KUALA LUMPUR: Malaysia’s headline inflation is expected to taper off for the remaining two months of the year, analysts said.

The country’s Consumer Price Index (CPI) rose at a marginally faster pace of 0.6 per cent year-on-year in October (September: 0.3 per cent), in line with the consensus estimate.

Kenanga Investment Bank Bhd expects inflation to remain below one per cent in the remaining months of 2018, as the upward pressure arising from weak ringgit and seasonal monsoon period would be partially offset by fuel subsidies, particularly the continued fixation of RON95 price at RM2.20, and high base effect from the previous year.

Kenanga IB said the October figure came below house estimate of 0.9 per cent. On month-on-month basis, the index grew by 0.2 per cent (September: 0.4 per cent).
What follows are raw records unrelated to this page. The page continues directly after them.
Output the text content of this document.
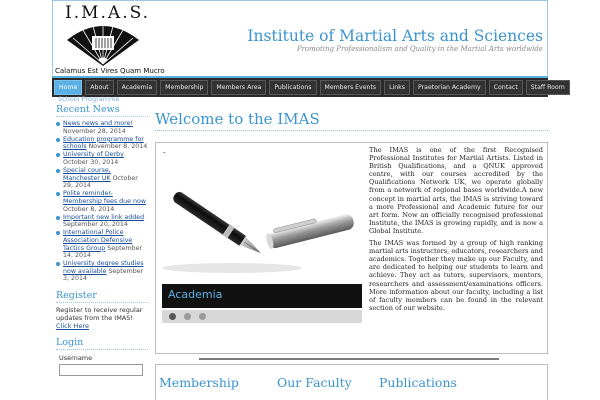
I.M.A.S.
Calamus Est Vires Quam Mucro
Institute of Martial Arts and Sciences
Promoting Professionalism and Quality in the Martial Arts worldwide
Home	About	Academia	Membership	Members Area	Publications	Members Events	Links	Praetorian Academy	Contact	Staff Room
School Programme
Recent News
News news and more! November 28, 2014
Education programme for schools November 8, 2014
University of Derby October 30, 2014
Special course, Manchester UK October 29, 2014
Polite reminder- Membership fees due now October 8, 2014
Important new link added September 20, 2014
International Police Association Defensive Tactics Group September 14, 2014
University degree studies now available September 3, 2014
Register
Register to receive regular updates from the IMAS!
Click Here
Login
Username
Welcome to the IMAS
-
Academia

The IMAS is one of the first Recognised Professional Institutes for Martial Artists. Listed in British Qualifications, and a QNUK approved centre, with our courses accredited by the Qualifications Network UK, we operate globally from a network of regional bases worldwide.A new concept in martial arts, the IMAS is striving toward a more Professional and Academic future for our art form. Now an officially recognised professional Institute, the IMAS is growing rapidly, and is now a Global Institute.

The IMAS was formed by a group of high ranking martial arts instructors, educators, researchers and academics. Together they make up our Faculty, and are dedicated to helping our students to learn and achieve. They act as tutors, supervisors, mentors, researchers and assessment/examinations officers. More information about our faculty, including a list of faculty members can be found in the relevant section of our website.

Membership	Our Faculty Publications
Meanwhile, the core inflation expanded to 0.4 per cent year-on-year from September’s 0.3 per cent, it added.

“The inflation growth trend has remained subdued since June, in part due to the tax holiday period following the abolishment of the Goods & Services Tax (GST), the reintroduction of the fuel subsidy and the high base effect.
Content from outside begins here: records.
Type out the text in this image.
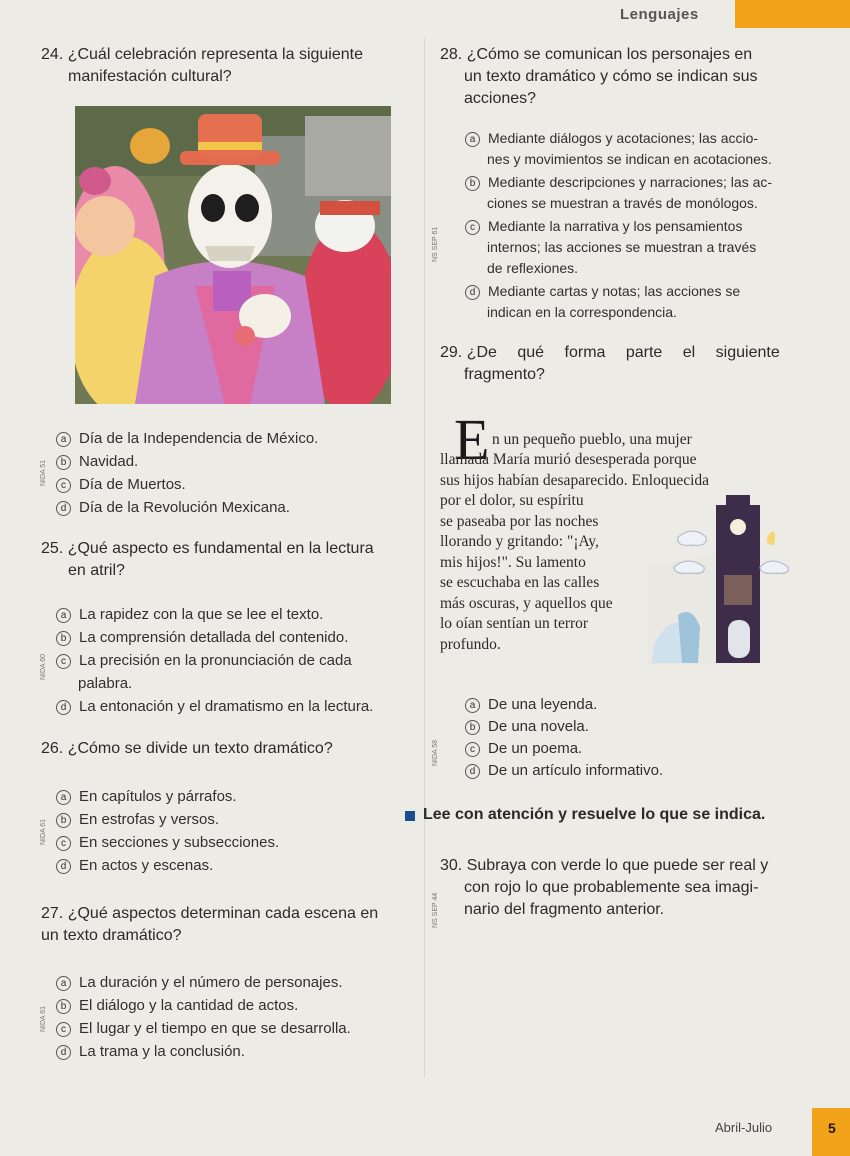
Lenguajes
24. ¿Cuál celebración representa la siguiente
manifestación cultural?
a Día de la Independencia de México.
b Navidad.
c Día de Muertos.
d Día de la Revolución Mexicana.
NIDA 51
25. ¿Qué aspecto es fundamental en la lectura
en atril?
a La rapidez con la que se lee el texto.
b La comprensión detallada del contenido.
c La precisión en la pronunciación de cada
palabra.
d La entonación y el dramatismo en la lectura.
NIDA 60
26. ¿Cómo se divide un texto dramático?
a En capítulos y párrafos.
b En estrofas y versos.
c En secciones y subsecciones.
d En actos y escenas.
NIDA 61
27. ¿Qué aspectos determinan cada escena en
un texto dramático?
a La duración y el número de personajes.
b El diálogo y la cantidad de actos.
c El lugar y el tiempo en que se desarrolla.
d La trama y la conclusión.
NIDA 61
28. ¿Cómo se comunican los personajes en
un texto dramático y cómo se indican sus
acciones?
a Mediante diálogos y acotaciones; las accio-
nes y movimientos se indican en acotaciones.
b Mediante descripciones y narraciones; las ac-
ciones se muestran a través de monólogos.
c Mediante la narrativa y los pensamientos
internos; las acciones se muestran a través
de reflexiones.
d Mediante cartas y notas; las acciones se
indican en la correspondencia.
NS SEP 61
29. ¿De qué forma parte el siguiente
fragmento?
E n un pequeño pueblo, una mujer
llamada María murió desesperada porque
sus hijos habían desaparecido. Enloquecida
por el dolor, su espíritu
se paseaba por las noches
llorando y gritando: "¡Ay,
mis hijos!". Su lamento
se escuchaba en las calles
más oscuras, y aquellos que
lo oían sentían un terror
profundo.
a De una leyenda.
b De una novela.
c De un poema.
d De un artículo informativo.
NIDA 58
Lee con atención y resuelve lo que se indica.
30. Subraya con verde lo que puede ser real y
con rojo lo que probablemente sea imagi-
nario del fragmento anterior.
NS SEP 44
Abril-Julio	5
“The impact emanating from the reimplementation of the Sales & Services Tax (SST) from September remained muted, thus far,” it said in a report today.

Kenanga said the higher CPI was underpinned by the rise in housing, food and non-alcoholic beverages, restaurant, education and transport indices.

“Largest increase in CPI growth, relative to the previous month, was recorded by the food and non-alcoholic beverages, rising as much as 77 basis points to 1.2 per cent year-on-year, its highest since June.

The advent of monsoon season was the main reason disrupting food supply as reflected in the food sub-group index of vegetables and fish and seafood.

On a year-to-date basis, the CPI has moderated to 1.1 per cent compared to 3.9 per cent in the same period a year ago.

“As such, we expect the whole year CPI growth to likely hit the lower end of our forecast range of 1.0-1.5 per cent (2017: 3.7 per cent),” it said.

Kenanga IB said for 2019, floating of domestic fuel prices in 2Q19 and low base effect arising from the tax holiday period in June to August 2018 may exert upward pressure to inflation.

“However, an expected slower global growth and possibly lower crude oil prices would put a cap on inflation upside. Hence, CPI is projected to only increase, albeit slightly, within a range of 1.0-1.5 per cent in 2019,” it said.

Meanwhile, Kenanga IB said given the potentially subdued inflationary trend coupled with the expectation of moderating global trade and growth, it expects Bank Negara Malaysia to hold the overnight policy rate steady at 3.25 per cent.

“Despite that regional central banks, namely Indonesia and the Philippines have raised interest rates and Thailand has leaned towards tightening, we believe Bank Negara will continue its accommodative monetary policy stance and ensure the OPR level remains supportive of growth,” it said.